A few months back Jessie Hill had a blog post entitled “My so-called right to procreate” asking about the scope of procreative liberty protected by the Constitution. I wrote about this issue in passing in a paper devoted to the opposite question, whether the constitution protect a right NOT to procreate (or what I prefer to think of as rights not to procreate, separable sticks in a bundle encompassing the right not to be a legal, gestational, or genetic parent – indeed as I pointed out there, I think the right to procreate should be similarly unbundled). In a new paper entitled Well, What About the Children?: Best Interests Reasoning, the New Eugenics, and the Regulation of Reproduction, as part of a larger project on the justifications for the regulation of reproduction I briefly address a slightly narrower issue than the one in Jessie’s post, whether there is a negative liberty fundamental right to non-interference with reproductive technology use. I thought I would set out and expand on that discussion here and see what other readers thought.
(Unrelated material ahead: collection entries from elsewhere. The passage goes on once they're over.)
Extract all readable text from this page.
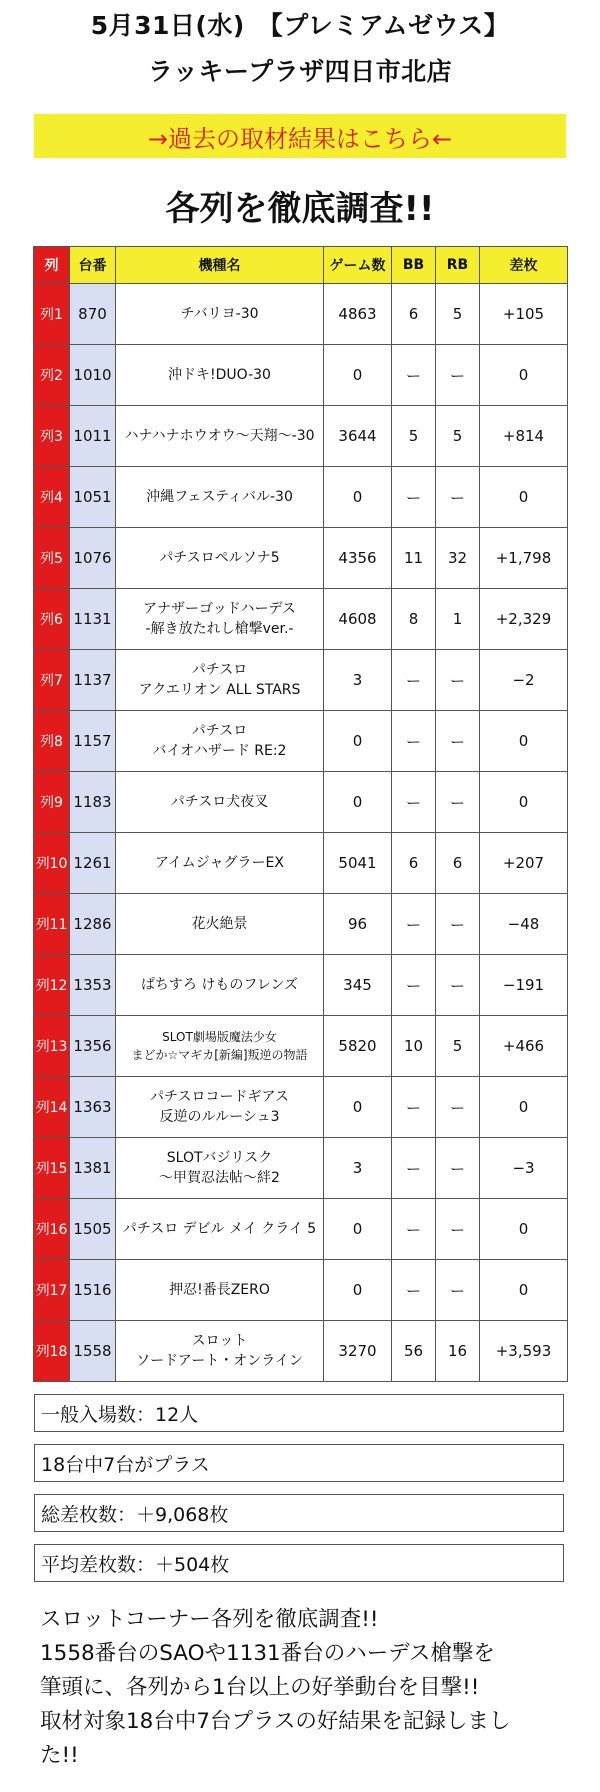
5月31日(水)　【プレミアムゼウス】
ラッキープラザ四日市北店
→過去の取材結果はこちら←
各列を徹底調査!!
列	台番	機種名	ゲーム数	BB	RB	差枚
列1	870	チバリヨ-30	4863	6	5	+105
列2	1010	沖ドキ!DUO-30	0	ー	ー	0
列3	1011	ハナハナホウオウ〜天翔〜-30	3644	5	5	+814
列4	1051	沖縄フェスティバル-30	0	ー	ー	0
列5	1076	パチスロペルソナ5	4356	11	32	+1,798
列6	1131	アナザーゴッドハーデス
-解き放たれし槍撃ver.-	4608	8	1	+2,329
列7	1137	パチスロ
アクエリオン ALL STARS	3	ー	ー	−2
列8	1157	パチスロ
バイオハザード RE:2	0	ー	ー	0
列9	1183	パチスロ犬夜叉	0	ー	ー	0
列10	1261	アイムジャグラーEX	5041	6	6	+207
列11	1286	花火絶景	96	ー	ー	−48
列12	1353	ぱちすろ けものフレンズ	345	ー	ー	−191
列13	1356	SLOT劇場版魔法少女
まどか☆マギカ[新編]叛逆の物語	5820	10	5	+466
列14	1363	パチスロコードギアス
反逆のルルーシュ3	0	ー	ー	0
列15	1381	SLOTバジリスク
〜甲賀忍法帖〜絆2	3	ー	ー	−3
列16	1505	パチスロ デビル メイ クライ 5	0	ー	ー	0
列17	1516	押忍!番長ZERO	0	ー	ー	0
列18	1558	スロット
ソードアート・オンライン	3270	56	16	+3,593
一般入場数：12人
18台中7台がプラス
総差枚数：＋9,068枚
平均差枚数：＋504枚

スロットコーナー各列を徹底調査!!

1558番台のSAOや1131番台のハーデス槍撃を

筆頭に、各列から1台以上の好挙動台を目撃!!

取材対象18台中7台プラスの好結果を記録しまし

た!!
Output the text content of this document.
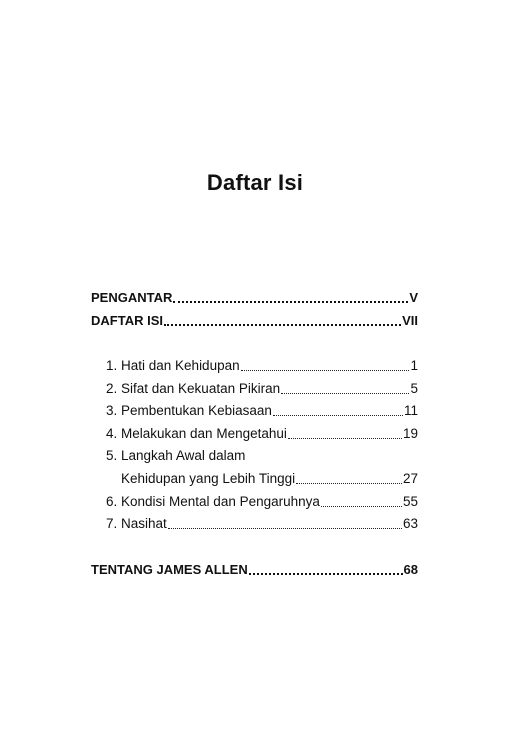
Daftar Isi
PENGANTAR	V
DAFTAR ISI	VII
1. Hati dan Kehidupan	1
2. Sifat dan Kekuatan Pikiran	5
3. Pembentukan Kebiasaan	11
4. Melakukan dan Mengetahui	19
5. Langkah Awal dalam
Kehidupan yang Lebih Tinggi	27
6. Kondisi Mental dan Pengaruhnya	55
7. Nasihat	63
TENTANG JAMES ALLEN	68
My own view is that the constitutional status of state interventions preventing access to reproductive technologies (either directly, e.g., prohibitions on access to reproductive technology for women over age 50 or through regulation, or indirectly, e.g., parental fitness screening for surrogacy users) is deeply under-determined by the existing doctrine. The only U.S. Supreme Court decision to consider whether there is a fundamental right to become a genetic parent, Skinner v. Oklahoma, 316 U.S. 535, 536-39 (1942) (finding a fundamental right that was violated by physical sterilization of individuals convicted three or more times of crimes of moral turpitude but not embezzlement) is subject to a myriad of possible interpretations especially as applied to reproductive technologies.
Here are a few:
Skinner protects as a fundamental right any use of reproductive technologies that simulates that which would be achievable by coital reproduction in the fertile individual (not, therefore, something like genetic engineering). John Robertson is the person I most closely associate with this view (although his view has considerably more nuance that I can get across here).
On the other extreme, one might argue that because Skinner itself was premised on an Equal Protection claim not a substantive Due Process one and thus there is no substantive Due Process right to Procreate at all. Cf. VICTORIA F. NOURSE, IN RECKLESS HANDS: SKINNER V. OKLAHOMA AND THE NEAR-TRIUMPH OF AMERICAN EUGENICS 165 (2008) (concluding that “both liberals and conservatives have made a mistake” in their reading of Skinner because the case was “neither argued nor decided as a case about rights in the sense that we use the term ‘fundamental right’ today).” That said, over the years the Court has lumped Skinner in with its substantive Due Process jurisprudence so often that the time may have passed for hewing to this distinction.